Enfin, dans six ambassades, PEE et Agences financières ont fusionné au sein d'une mission économique et financière.
Dans le système français, les 120 Postes d’expansion économique (PEE) et Agences financières et missions économiques et financières sont des services extérieurs à leur département ministériel et continuent à en faire partie tout en étant placés sous l'autorité de l'ambassadeur auquel il revient d'assurer la cohésion d’ensemble de la mission diplomatique dont il est le chef. Leur budget, leurs moyens matériels et leur personnel viennent de leur département d'origine même s'il s'y ajoute quelques éléments extérieurs (en provenance du ministère de l'Agriculture, du CFCE, et de la Banque de France, selon les cas).
En plus de ces organisations officielles, le privé est, dans certains cas, présent comme acteur de diplomatie économique via les chambres de commerce.
Pour leurs missions d'appui aux entreprises, les PEE accordent une place importante aux diplômés d'écoles commerciales ou de gestion et aux ingénieurs recrutés sur contrats à durée limitée ainsi qu'à des agents d'autres ministères ou, pour les questions agricoles, aux chargés de mission du CFCE.
L’expérience allemande
L’Allemagne présente le contraste entre la claire définition de quelques attributions et le flou qui entoure la coordination de la politique économique extérieure. Les questions macro-économiques, le G8 et les institutions financières internationales sont de la responsabilité du ministère des Finances et de l’Économie, chef de file incontesté de la diplomatie économique allemande.

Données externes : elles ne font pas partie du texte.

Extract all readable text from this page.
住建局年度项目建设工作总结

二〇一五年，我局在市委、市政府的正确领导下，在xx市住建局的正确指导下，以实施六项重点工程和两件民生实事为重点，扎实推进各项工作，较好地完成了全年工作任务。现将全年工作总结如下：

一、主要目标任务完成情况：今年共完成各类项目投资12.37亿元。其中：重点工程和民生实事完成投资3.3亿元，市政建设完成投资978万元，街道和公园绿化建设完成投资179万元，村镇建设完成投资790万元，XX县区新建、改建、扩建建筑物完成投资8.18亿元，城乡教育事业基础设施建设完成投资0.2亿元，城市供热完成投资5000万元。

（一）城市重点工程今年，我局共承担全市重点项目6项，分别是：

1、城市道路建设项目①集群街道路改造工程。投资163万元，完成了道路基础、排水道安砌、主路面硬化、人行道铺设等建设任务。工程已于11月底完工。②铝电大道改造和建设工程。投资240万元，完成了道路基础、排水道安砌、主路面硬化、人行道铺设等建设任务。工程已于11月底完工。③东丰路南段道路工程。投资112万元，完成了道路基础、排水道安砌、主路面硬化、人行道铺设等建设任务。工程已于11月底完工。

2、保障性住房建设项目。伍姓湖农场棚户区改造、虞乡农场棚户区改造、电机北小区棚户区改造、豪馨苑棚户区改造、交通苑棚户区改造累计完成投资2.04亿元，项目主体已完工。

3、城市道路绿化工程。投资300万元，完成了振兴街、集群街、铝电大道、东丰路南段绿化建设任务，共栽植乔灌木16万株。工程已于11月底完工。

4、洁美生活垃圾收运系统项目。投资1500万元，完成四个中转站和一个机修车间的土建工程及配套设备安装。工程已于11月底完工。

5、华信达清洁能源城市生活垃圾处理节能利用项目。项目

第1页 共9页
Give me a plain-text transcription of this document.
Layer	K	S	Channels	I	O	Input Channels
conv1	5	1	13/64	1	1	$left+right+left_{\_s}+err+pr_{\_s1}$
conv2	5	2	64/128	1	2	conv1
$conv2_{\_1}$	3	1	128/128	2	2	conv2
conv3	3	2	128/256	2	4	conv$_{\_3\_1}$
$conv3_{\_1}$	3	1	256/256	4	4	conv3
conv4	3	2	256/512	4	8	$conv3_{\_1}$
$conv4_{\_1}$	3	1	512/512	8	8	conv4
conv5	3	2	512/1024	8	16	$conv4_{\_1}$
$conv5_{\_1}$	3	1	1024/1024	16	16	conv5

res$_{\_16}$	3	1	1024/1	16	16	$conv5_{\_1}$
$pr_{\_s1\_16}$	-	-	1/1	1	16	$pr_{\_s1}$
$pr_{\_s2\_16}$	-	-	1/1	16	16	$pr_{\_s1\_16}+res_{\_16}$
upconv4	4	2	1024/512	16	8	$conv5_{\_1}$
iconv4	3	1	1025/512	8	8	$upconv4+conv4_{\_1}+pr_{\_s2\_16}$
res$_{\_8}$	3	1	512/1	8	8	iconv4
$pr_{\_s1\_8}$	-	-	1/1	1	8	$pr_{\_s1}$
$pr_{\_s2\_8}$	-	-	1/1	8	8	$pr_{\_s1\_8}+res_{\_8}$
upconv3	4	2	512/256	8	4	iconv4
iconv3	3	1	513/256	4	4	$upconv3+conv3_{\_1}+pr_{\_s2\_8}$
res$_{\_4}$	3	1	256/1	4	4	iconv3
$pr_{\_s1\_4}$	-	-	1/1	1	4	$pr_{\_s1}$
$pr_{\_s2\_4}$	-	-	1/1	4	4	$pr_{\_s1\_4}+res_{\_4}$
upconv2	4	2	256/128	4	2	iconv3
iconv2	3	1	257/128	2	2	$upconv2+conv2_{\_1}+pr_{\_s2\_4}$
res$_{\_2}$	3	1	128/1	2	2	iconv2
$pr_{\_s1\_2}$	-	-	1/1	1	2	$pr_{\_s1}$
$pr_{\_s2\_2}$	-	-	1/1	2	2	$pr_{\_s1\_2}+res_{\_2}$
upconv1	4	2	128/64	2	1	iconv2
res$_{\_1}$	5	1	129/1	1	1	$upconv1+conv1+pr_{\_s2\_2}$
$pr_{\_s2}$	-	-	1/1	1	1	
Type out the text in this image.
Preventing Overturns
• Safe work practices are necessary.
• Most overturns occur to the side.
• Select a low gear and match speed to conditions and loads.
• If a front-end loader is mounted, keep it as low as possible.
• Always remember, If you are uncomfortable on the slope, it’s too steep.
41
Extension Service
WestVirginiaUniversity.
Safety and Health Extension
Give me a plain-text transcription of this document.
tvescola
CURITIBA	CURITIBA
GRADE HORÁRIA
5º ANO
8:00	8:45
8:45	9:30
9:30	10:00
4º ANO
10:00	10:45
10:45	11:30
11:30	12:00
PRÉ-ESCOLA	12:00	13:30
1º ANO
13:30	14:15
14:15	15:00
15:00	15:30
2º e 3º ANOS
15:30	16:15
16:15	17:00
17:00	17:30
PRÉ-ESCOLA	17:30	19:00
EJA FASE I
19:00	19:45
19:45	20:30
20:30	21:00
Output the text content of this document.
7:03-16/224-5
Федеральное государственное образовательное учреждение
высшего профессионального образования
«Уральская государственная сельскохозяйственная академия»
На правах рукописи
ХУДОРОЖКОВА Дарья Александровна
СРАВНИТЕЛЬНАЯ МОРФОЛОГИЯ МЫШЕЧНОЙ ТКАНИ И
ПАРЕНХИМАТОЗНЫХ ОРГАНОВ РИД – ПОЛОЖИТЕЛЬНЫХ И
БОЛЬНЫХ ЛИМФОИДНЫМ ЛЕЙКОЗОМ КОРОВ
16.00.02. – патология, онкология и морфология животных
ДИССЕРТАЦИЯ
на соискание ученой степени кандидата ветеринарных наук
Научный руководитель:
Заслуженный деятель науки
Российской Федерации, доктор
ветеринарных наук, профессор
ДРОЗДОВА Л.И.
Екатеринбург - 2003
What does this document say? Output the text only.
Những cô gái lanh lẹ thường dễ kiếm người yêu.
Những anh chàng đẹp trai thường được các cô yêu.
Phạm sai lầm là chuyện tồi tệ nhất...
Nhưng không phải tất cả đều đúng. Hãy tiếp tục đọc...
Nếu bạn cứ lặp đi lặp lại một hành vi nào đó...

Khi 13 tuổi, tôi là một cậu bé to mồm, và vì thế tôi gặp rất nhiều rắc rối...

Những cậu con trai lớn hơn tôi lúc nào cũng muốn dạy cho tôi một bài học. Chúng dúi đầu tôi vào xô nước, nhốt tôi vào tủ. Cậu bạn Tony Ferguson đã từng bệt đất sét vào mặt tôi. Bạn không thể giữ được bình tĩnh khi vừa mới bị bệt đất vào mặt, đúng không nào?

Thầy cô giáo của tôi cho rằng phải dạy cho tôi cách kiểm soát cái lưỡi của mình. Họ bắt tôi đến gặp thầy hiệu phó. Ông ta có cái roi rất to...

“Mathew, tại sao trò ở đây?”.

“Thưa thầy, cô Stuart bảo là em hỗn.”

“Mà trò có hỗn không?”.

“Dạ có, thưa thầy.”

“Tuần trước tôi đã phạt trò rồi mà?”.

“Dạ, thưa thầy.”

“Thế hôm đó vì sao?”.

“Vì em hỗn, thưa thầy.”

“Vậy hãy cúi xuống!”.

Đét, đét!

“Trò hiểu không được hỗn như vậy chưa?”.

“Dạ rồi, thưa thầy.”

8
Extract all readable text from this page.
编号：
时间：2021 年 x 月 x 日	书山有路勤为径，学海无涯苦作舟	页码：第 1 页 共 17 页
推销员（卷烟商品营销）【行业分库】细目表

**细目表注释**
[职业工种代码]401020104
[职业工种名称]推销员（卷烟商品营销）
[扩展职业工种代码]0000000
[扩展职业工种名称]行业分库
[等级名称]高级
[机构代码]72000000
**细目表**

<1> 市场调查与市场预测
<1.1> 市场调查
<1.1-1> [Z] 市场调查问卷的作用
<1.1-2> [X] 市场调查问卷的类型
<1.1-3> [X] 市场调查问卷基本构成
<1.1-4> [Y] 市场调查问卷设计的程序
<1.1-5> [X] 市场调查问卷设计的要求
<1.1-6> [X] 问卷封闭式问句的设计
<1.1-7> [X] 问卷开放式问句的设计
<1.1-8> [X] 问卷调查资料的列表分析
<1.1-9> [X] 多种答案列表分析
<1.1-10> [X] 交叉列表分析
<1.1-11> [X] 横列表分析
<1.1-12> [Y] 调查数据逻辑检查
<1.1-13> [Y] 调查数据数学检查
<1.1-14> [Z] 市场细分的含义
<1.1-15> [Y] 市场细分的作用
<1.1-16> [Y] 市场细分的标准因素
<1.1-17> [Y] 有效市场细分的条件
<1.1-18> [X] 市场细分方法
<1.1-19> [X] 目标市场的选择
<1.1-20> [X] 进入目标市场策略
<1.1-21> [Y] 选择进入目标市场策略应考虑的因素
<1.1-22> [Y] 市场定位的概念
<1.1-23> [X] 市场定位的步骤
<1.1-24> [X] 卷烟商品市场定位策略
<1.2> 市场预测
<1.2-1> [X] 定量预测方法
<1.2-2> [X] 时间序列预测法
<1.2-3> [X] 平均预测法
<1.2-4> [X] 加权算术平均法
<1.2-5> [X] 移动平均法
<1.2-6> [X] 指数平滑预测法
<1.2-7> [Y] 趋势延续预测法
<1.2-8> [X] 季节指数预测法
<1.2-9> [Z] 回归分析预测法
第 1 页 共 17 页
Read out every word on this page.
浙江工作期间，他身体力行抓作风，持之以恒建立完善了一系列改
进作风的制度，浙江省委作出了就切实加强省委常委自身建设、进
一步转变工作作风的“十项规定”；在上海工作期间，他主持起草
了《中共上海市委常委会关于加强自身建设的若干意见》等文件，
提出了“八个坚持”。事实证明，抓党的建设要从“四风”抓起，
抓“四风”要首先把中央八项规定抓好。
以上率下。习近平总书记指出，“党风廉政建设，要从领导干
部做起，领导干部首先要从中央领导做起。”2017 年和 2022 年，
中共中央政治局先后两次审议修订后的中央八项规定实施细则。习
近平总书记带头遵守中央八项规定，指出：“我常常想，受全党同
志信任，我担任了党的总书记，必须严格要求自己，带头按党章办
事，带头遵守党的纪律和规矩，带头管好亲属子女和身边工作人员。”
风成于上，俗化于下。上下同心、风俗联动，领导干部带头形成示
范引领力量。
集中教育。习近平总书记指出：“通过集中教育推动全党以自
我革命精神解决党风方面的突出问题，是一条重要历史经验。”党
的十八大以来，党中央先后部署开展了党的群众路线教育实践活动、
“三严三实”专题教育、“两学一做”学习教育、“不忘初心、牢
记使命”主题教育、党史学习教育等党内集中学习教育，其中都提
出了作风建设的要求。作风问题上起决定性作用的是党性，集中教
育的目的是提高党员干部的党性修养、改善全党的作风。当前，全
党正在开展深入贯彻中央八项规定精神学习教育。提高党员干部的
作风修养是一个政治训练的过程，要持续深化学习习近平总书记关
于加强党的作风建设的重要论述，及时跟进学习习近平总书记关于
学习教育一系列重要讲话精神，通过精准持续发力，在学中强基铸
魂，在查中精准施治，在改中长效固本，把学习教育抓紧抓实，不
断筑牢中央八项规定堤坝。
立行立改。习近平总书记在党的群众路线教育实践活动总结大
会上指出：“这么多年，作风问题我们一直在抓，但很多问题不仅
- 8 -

Mis à part les services économiques de l’ambassade, l’Allemagne délègue l’appui aux entreprises à des organismes parapublics distincts des missions diplomatiques ou même à des structures privées. Elle renvoie l'accompagnement courant et commercial des entreprises au réseau des chambres de commerce à l'étranger (AFIK), dûment subventionné pour remplir cette mission d'intérêt général et les missions d'information à l'Office Fédéral d'Information sur le Commerce Extérieur (BFAI), lui aussi subventionné et dispose de correspondants à l'étranger. Juridiquement indépendants, ces réseaux n'ont aucun lien avec les ambassades qui n'interviennent en rien dans leur activité ni même dans leur programmation.
L’expérience du Royaume-Uni
Au Royaume-Uni, le Foreign Office s’intéresse de près aux affaires financières et monétaires. Il partage, à peu près, compétence et influence avec le Department of Trade and Industry (DTI) dont les compétences s’étendent au commerce extérieur, à l’industrie, à la concurrence, à l’énergie et aux assurances. Les véritables instances de décisions de la diplomatie économique sont les comités interministériels présidé par un membre du Cabinet Office. La concertation interministérielle est donc bien assurée.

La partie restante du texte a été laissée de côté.